In this association study, we could not determine causation. However, the study adds evidence regarding differences in patient characteristics, treatments and outcomes between waves 1, 2 and 3. The regional distribution of enrolled patients changed across waves, partly owing to research coordinator shortage in Quebec, which may have confounded our crude results. Another potential limitation is inadequate sample size, particularly in wave 3, which limited statistical power. Site selectivity was a limitation because our study was based on a combination of community and teaching hospitals. These centres were located in downtown cores and suburbs of large cities in 3 provinces with the largest COVID-19 caseloads, which limits the representativeness of our results somewhat. Our research coordinators used SARS-CoV-2 tests with a positive result in the hospital laboratory to find patients, but some patients may have been missed. Lower mortality in wave 3 may mean that patients had less severe disease or that treatments were better, or both. We would have needed to see measures of disease severity to conclude that patients had less severe illness, but there was no such measure for COVID-19 at that time.

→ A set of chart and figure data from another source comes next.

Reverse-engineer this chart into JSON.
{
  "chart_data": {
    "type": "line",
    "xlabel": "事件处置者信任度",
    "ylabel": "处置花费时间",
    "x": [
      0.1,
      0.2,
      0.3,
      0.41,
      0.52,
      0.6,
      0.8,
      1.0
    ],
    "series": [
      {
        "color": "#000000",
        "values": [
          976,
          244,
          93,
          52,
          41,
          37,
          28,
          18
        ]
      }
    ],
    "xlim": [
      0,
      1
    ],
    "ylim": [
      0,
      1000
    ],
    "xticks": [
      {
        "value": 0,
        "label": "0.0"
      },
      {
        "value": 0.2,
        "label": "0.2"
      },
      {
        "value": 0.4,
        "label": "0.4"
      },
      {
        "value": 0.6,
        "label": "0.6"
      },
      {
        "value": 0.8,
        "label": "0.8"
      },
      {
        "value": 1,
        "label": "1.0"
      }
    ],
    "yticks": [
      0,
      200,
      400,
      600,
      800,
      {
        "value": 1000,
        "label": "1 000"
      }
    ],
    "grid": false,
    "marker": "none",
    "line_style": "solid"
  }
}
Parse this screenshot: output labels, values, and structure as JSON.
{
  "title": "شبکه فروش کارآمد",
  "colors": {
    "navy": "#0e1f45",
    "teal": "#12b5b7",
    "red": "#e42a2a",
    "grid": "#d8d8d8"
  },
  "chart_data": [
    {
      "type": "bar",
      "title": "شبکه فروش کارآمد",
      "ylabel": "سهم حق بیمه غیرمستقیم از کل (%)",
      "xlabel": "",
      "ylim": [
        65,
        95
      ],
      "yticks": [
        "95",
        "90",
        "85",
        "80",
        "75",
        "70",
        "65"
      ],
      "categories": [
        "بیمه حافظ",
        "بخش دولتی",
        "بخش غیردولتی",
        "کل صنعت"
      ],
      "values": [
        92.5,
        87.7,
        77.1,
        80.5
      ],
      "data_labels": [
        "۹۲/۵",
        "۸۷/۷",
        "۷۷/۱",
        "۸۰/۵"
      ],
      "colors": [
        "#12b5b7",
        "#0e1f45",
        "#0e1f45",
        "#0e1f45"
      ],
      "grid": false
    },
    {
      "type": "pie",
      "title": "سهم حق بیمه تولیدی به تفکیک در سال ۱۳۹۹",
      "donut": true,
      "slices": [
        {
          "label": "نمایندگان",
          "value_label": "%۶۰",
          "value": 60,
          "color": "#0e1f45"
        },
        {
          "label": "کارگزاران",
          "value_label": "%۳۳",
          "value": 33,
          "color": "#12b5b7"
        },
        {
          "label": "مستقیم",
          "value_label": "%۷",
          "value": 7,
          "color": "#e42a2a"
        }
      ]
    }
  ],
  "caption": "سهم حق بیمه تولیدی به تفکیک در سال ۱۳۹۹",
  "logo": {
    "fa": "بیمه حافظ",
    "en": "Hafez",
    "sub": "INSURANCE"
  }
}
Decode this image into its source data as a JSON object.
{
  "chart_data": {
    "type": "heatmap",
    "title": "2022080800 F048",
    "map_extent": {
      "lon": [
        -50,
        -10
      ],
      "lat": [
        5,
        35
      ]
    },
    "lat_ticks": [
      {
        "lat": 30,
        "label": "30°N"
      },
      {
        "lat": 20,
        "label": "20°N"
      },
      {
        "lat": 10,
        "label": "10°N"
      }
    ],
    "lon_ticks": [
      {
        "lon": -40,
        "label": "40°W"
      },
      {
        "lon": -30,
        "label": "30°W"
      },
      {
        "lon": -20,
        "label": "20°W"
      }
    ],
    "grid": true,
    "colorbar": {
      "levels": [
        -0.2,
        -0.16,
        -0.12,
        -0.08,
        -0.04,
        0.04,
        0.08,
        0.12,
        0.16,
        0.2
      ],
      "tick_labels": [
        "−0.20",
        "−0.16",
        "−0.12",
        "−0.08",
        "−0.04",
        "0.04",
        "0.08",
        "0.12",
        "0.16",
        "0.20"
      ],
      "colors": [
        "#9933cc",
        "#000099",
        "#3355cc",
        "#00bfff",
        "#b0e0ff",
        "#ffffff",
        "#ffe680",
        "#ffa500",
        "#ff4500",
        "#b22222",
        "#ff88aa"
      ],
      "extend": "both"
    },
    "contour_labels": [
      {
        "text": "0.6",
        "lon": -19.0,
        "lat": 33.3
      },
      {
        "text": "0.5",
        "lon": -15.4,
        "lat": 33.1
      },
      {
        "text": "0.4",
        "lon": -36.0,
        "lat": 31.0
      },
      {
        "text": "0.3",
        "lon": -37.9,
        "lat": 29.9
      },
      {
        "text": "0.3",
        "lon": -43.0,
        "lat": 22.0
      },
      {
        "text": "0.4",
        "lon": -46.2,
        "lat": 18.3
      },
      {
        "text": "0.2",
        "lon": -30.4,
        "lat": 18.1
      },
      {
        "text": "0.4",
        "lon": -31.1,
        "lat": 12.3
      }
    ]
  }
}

We do not know whether variants of concern played a role in the decreased use of invasive mechanical ventilation and vasopressors in wave 3 compared to waves 1 and 2 because we did not measure SARS-CoV-2 genotype for variants of concern. Variants of concern increased in frequency in later waves in Italy (yet mortality was lower compared to the first wave38), Japan39 and Hong Kong.40 Because we did not assess immunity in our patients, we could not determine whether immunity played a role in the decreased use of ventilation and vasopressors in wave 3. Barallat and colleagues41 found that, in wave 1, the seroprevalence of anti-SARS-CoV-2 IgG in health care workers in Barcelona was higher than that in the general population in the same geographic area. Utrero-Rico and colleagues42 showed that interleukin 6 levels predicted mortality in both the first and second waves in Europe.

We focused on organ support of the respiratory, cardiovascular and renal systems by measuring use of invasive mechanical ventilation, vasopressors and RRT. We did not assess neurologic dysfunction as there was no comparable neurologic support system. Furthermore, assessment of neurologic dysfunction in critically ill people is difficult because of confounding by sedation. The lack of adjudication as to whether patients had acute COVID-19 was mitigated by having centres with extensive experience with acute COVID-19.

Conclusion

Outcomes of patients admitted to hospital with acute COVID-19 in 3 Canadian provinces improved in wave 3 of the pandemic, possibly related to patient demographic characteristics, improved COVID-specific therapies and return to better baseline ICU care. Patients in wave 3 were younger, had fewer comorbidities and lower mortality, and needed less organ-supporting care than patients in the earlier waves, even after we accounted for these differences. Changes in at-risk groups and management strategies (such as corticosteroid treatment) may explain these improved outcomes.